"No one expects much elegance from an invalid whose illness costs her husband so much money."

Frau Herbert cast a glance at her husband, but she said not a word more. For one moment she leaned her weary head against the back of her chair, but the position was too uncomfortable, and she resumed her work, thinking with pain how the physician had imperatively recommended her to procure a more comfortable chair, in which she could sleep sitting up,--but now this small luxury, as well as all the rest, had been denied her!

Suddenly the door opened, and in rustled and fluttered a creature half child, half old maid,--half butterfly, half bat. Around her head floated a mass of very light curls. A nez retroussé gave to her face a naïve air of youthfulness, which, however, the crafty, eager expression of her small eyes contradicted. Just so her teeth, short and wide apart, resembled those of a young child who has shed his first set, while the wrinkles about her thin, open lips indicated an age of thirty years at least. The figure, crowned by this strange head with its huge mane of curls, was delicate and slender as that of a half-grown girl. Her hands were small, but wrinkled like those of an old woman. She was dressed in thin, flowing garments,--her round straw hat was adorned by long, light-brown ribbons. Her gait, bearing, and address were light, airy, sylph-like. It was evident at the first glance that she was a creature who believed herself highly poetic, richly gifted, breathing a charmed atmosphere, and that although she might in reality be thirty years old she had in imagination never passed sweet sixteen. Such a creature is only conceivable with a sheet of music or a sketch-book in her hand; and, in obedience to a mysterious law of nature, this too was not wanting in the present instance. "Brother, darling!" she cried, skipping up to Herbert, "how charming you are in your new coat! Aha, are you going to the Möllner's reception this evening? Yes!" Trilling a little air, she laid aside her book, hat, and gloves. "Tra-la-la-la--oh, I am so happy to-day I cannot talk, I can only sing." And she hummed the refrain of the charming song by Taubert, "I know not why, but sing I must!" Then she remembered that she had not yet spoken to her brother's wife. "Oh, dear Ulrika, forgive me for not asking how you are. No better yet? Ah! your little Elsa is so agitated to-day! I feel--I can't tell how--my bosom heaves and thrills as with the breath of May! I must go to my work. To-day I feel sure, in my present frame of mind, I must create something!"

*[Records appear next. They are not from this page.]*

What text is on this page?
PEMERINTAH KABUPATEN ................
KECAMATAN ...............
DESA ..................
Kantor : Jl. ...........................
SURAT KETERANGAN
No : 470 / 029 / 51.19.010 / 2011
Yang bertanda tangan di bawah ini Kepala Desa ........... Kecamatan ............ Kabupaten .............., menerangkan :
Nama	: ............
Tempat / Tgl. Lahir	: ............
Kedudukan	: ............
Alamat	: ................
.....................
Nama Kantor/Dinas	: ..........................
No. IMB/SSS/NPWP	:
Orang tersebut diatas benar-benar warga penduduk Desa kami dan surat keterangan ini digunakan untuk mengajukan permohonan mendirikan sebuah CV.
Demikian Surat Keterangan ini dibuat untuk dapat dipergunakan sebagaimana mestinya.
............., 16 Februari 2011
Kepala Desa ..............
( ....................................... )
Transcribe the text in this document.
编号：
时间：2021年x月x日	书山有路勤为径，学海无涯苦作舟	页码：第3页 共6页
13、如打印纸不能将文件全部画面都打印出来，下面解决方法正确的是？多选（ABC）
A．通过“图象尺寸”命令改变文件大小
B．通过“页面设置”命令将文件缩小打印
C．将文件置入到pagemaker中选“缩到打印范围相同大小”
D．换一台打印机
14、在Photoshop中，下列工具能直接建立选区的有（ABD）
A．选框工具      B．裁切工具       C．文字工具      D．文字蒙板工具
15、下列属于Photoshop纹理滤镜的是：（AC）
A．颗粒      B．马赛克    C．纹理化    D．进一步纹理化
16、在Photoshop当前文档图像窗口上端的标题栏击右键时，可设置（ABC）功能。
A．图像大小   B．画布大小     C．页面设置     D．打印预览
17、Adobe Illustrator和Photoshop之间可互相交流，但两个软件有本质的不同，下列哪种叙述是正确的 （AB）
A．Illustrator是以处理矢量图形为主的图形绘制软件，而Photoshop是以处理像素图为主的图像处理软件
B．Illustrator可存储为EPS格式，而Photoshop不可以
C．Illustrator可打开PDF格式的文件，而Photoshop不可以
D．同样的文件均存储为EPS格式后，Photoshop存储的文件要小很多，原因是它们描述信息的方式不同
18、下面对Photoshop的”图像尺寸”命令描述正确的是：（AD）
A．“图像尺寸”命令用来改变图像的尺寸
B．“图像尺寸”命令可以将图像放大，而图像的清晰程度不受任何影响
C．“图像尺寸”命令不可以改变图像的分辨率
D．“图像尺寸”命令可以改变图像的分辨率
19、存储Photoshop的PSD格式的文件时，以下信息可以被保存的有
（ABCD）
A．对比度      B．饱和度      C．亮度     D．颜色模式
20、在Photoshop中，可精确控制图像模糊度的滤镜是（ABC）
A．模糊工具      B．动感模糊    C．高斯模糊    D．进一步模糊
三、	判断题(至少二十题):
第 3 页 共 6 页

And she was about to hover away to the blissful retirement of her own room, when Herbert, who had meanwhile exchanged his new coat for a light summer sacque, cried after her, "Stay here a moment, and speak at least one sensible word before you go."

She paused.

"What are you going to attempt now? I am really afraid to trust you by yourself."

She skipped up to her brother again and roguishly laid her finger on his lips, looking archly in his eyes. "Dearest brother, I shall surprise you! I have an idea!"

"Pray cease your folly for the present. You do not want to flirt with your brother, I hope? Tell me, what is your idea? If it is good for anything, it will be the first of its kind that you have ever had in your head."

"Oh, you discourteous brother!" pouted the fair indignant, "to grieve your sister so! But, since you bid me, I will obey you, and give you a glimpse into the transparent depths of an artist's soul. Every maiden must practise the sweet duty of obedience, that she may one day gladden a husband's heart by her submission."

"Well, well, to the point!" cried Herbert impatiently.